Modern dbt teams treat models like code:

  • PR opens → CI runs dbt build -s state:modified+ against a staging schema (Slim CI).
  • Tests must pass before merge.
  • Slim CI uses the production manifest as state — only rebuilds what changed.
  • Production scheduler (dbt Cloud, Airflow, Dagster) runs dbt build on a cron + after upstream loads complete.
  • Audit packages (dbt_audit_helper) used during PR review to diff before/after of model output.

Performance & cost

  • Materialize wisely — view for staging, table for marts, incremental for big facts.
  • Cluster / partition — Snowflake: cluster_by in config; BigQuery: partition_by + cluster_by; Databricks: partitioned_by + Z-order.
  • Limit ephemeral chains — many ephemerals in a chain produce monstrous compiled SQL.
  • Tag and schedule — not every model needs to run every hour. Tag by SLA, schedule accordingly.
  • Look at dbt_artifacts / Elementary — track run times, see which models are getting slow.

Interview talking points

"How do you organize a dbt project?"

"Staging, intermediate, marts. Staging models are 1:1 with sources — rename columns, cast types, no business logic. Intermediate models are reusable building blocks for complex joins. Marts are the analytics-facing layer organized by business domain — fact tables for events, dimension tables for entities. The convention's not magic but it makes onboarding easier and PR review faster. I'd default staging to views, marts to tables, and reach for incremental only when scale demands it."

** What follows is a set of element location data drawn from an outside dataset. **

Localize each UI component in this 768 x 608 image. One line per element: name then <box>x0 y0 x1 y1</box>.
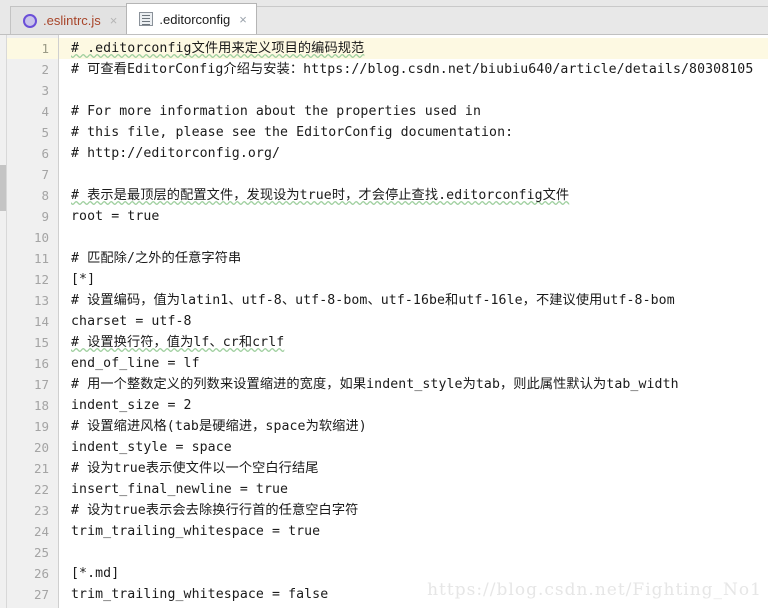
editor-window: .eslintrc.js × .editorconfig × 123456789… <box>0 0 768 608</box>
code-line[interactable]: # this file, please see the EditorConfig… <box>59 122 768 143</box>
code-line[interactable]: # 设置编码，值为latin1、utf-8、utf-8-bom、utf-16be… <box>59 290 768 311</box>
line-number: 11 <box>33 251 49 266</box>
text-file-icon <box>139 12 154 26</box>
line-number: 18 <box>33 398 49 413</box>
code-line[interactable] <box>59 227 768 248</box>
close-icon[interactable]: × <box>110 14 118 27</box>
code-line[interactable]: # 设置缩进风格(tab是硬缩进，space为软缩进) <box>59 416 768 437</box>
tab-label: .editorconfig <box>159 11 231 27</box>
line-number: 17 <box>33 377 49 392</box>
line-number: 3 <box>41 83 49 98</box>
code-text-area[interactable]: # .editorconfig文件用来定义项目的编码规范 # 可查看EditorC… <box>59 35 768 608</box>
line-number: 20 <box>33 440 49 455</box>
marker-strip[interactable] <box>0 35 7 608</box>
code-line[interactable]: # For more information about the propert… <box>59 101 768 122</box>
code-line[interactable]: # http://editorconfig.org/ <box>59 143 768 164</box>
line-number: 1 <box>7 38 58 59</box>
code-line[interactable]: # 设置换行符，值为lf、cr和crlf <box>59 332 768 353</box>
line-number: 26 <box>33 566 49 581</box>
line-number: 19 <box>33 419 49 434</box>
line-number: 8 <box>41 188 49 203</box>
line-number: 15 <box>33 335 49 350</box>
code-line[interactable]: trim_trailing_whitespace = true <box>59 521 768 542</box>
code-line[interactable]: # 设为true表示使文件以一个空白行结尾 <box>59 458 768 479</box>
code-line[interactable]: # 匹配除/之外的任意字符串 <box>59 248 768 269</box>
close-icon[interactable]: × <box>239 13 247 26</box>
line-number: 27 <box>33 587 49 602</box>
code-line[interactable]: # .editorconfig文件用来定义项目的编码规范 <box>59 38 768 59</box>
line-number: 21 <box>33 461 49 476</box>
line-number: 4 <box>41 104 49 119</box>
tab-bar: .eslintrc.js × .editorconfig × <box>0 0 768 35</box>
line-number: 24 <box>33 524 49 539</box>
code-line[interactable]: # 表示是最顶层的配置文件，发现设为true时，才会停止查找.editorcon… <box>59 185 768 206</box>
editor-body: 1 2 3 4 5 6 7 8 9 10 11 12 13 14 15 16 17 18 19 20 21 22 23 24 2… <box>0 35 768 608</box>
code-line[interactable]: indent_size = 2 <box>59 395 768 416</box>
line-number: 5 <box>41 125 49 140</box>
code-line[interactable] <box>59 164 768 185</box>
line-number: 6 <box>41 146 49 161</box>
line-number-gutter: 1 2 3 4 5 6 7 8 9 10 11 12 13 14 15 16 17 18 19 20 21 22 23 24 2… <box>7 35 59 608</box>
line-number: 2 <box>41 62 49 77</box>
code-line[interactable]: [*] <box>59 269 768 290</box>
tab-label: .eslintrc.js <box>43 13 101 28</box>
spellcheck-underline: # .editorconfig文件用来定义项目的编码规范 <box>71 41 365 56</box>
tab-eslintrc-js[interactable]: .eslintrc.js × <box>10 6 128 34</box>
code-line[interactable]: trim_trailing_whitespace = false <box>59 584 768 605</box>
code-line[interactable]: end_of_line = lf <box>59 353 768 374</box>
line-number: 23 <box>33 503 49 518</box>
code-line[interactable]: root = true <box>59 206 768 227</box>
line-number: 22 <box>33 482 49 497</box>
scrollbar-thumb[interactable] <box>0 165 6 211</box>
code-line[interactable]: indent_style = space <box>59 437 768 458</box>
tab-bar-empty-area <box>255 6 768 34</box>
tab-editorconfig[interactable]: .editorconfig × <box>126 3 257 34</box>
code-line[interactable]: # 用一个整数定义的列数来设置缩进的宽度，如果indent_style为tab，… <box>59 374 768 395</box>
code-line[interactable]: # 设为true表示会去除换行行首的任意空白字符 <box>59 500 768 521</box>
code-line[interactable] <box>59 542 768 563</box>
line-number: 14 <box>33 314 49 329</box>
line-number: 9 <box>41 209 49 224</box>
code-line[interactable]: [*.md] <box>59 563 768 584</box>
code-line[interactable]: insert_final_newline = true <box>59 479 768 500</box>
spellcheck-underline: # 表示是最顶层的配置文件，发现设为true时，才会停止查找.editorcon… <box>71 188 570 203</box>
line-number: 12 <box>33 272 49 287</box>
eslint-circle-icon <box>23 13 37 28</box>
code-line[interactable]: # 可查看EditorConfig介绍与安装：https://blog.csdn… <box>59 59 768 80</box>
spellcheck-underline: # 设置换行符，值为lf、cr和crlf <box>71 335 285 350</box>
line-number: 16 <box>33 356 49 371</box>
line-number: 7 <box>41 167 49 182</box>
line-number: 13 <box>33 293 49 308</box>
code-line[interactable]: charset = utf-8 <box>59 311 768 332</box>
line-number: 10 <box>33 230 49 245</box>
line-number: 25 <box>33 545 49 560</box>
code-line[interactable] <box>59 80 768 101</box>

"How do you decide on materialization?"

"Default to view for staging — cheap, always fresh, no real cost. For marts, table is the default. I reach for incremental when full rebuild is too slow or too expensive — usually event tables or transactional logs at the billions-of-rows scale. For incremental, I think about: what's the unique key for merge, what's the lookback window for late-arriving data, and what happens on schema change. ephemeral for small reusable transformations I don't want to materialize."

"How do you handle data quality?"

"Three layers. One, dbt tests on every model — unique, not_null, relationships, accepted_values at minimum, plus custom singular tests for business rules. Two, source freshness checks that alert when upstream stops loading. Three, a data observability layer — Elementary or Monte Carlo — for things tests can't catch: anomalies, distribution shifts, volume drops. I severity-warn the tests that are signal-not-blocker and severity-error the ones that should fail the build."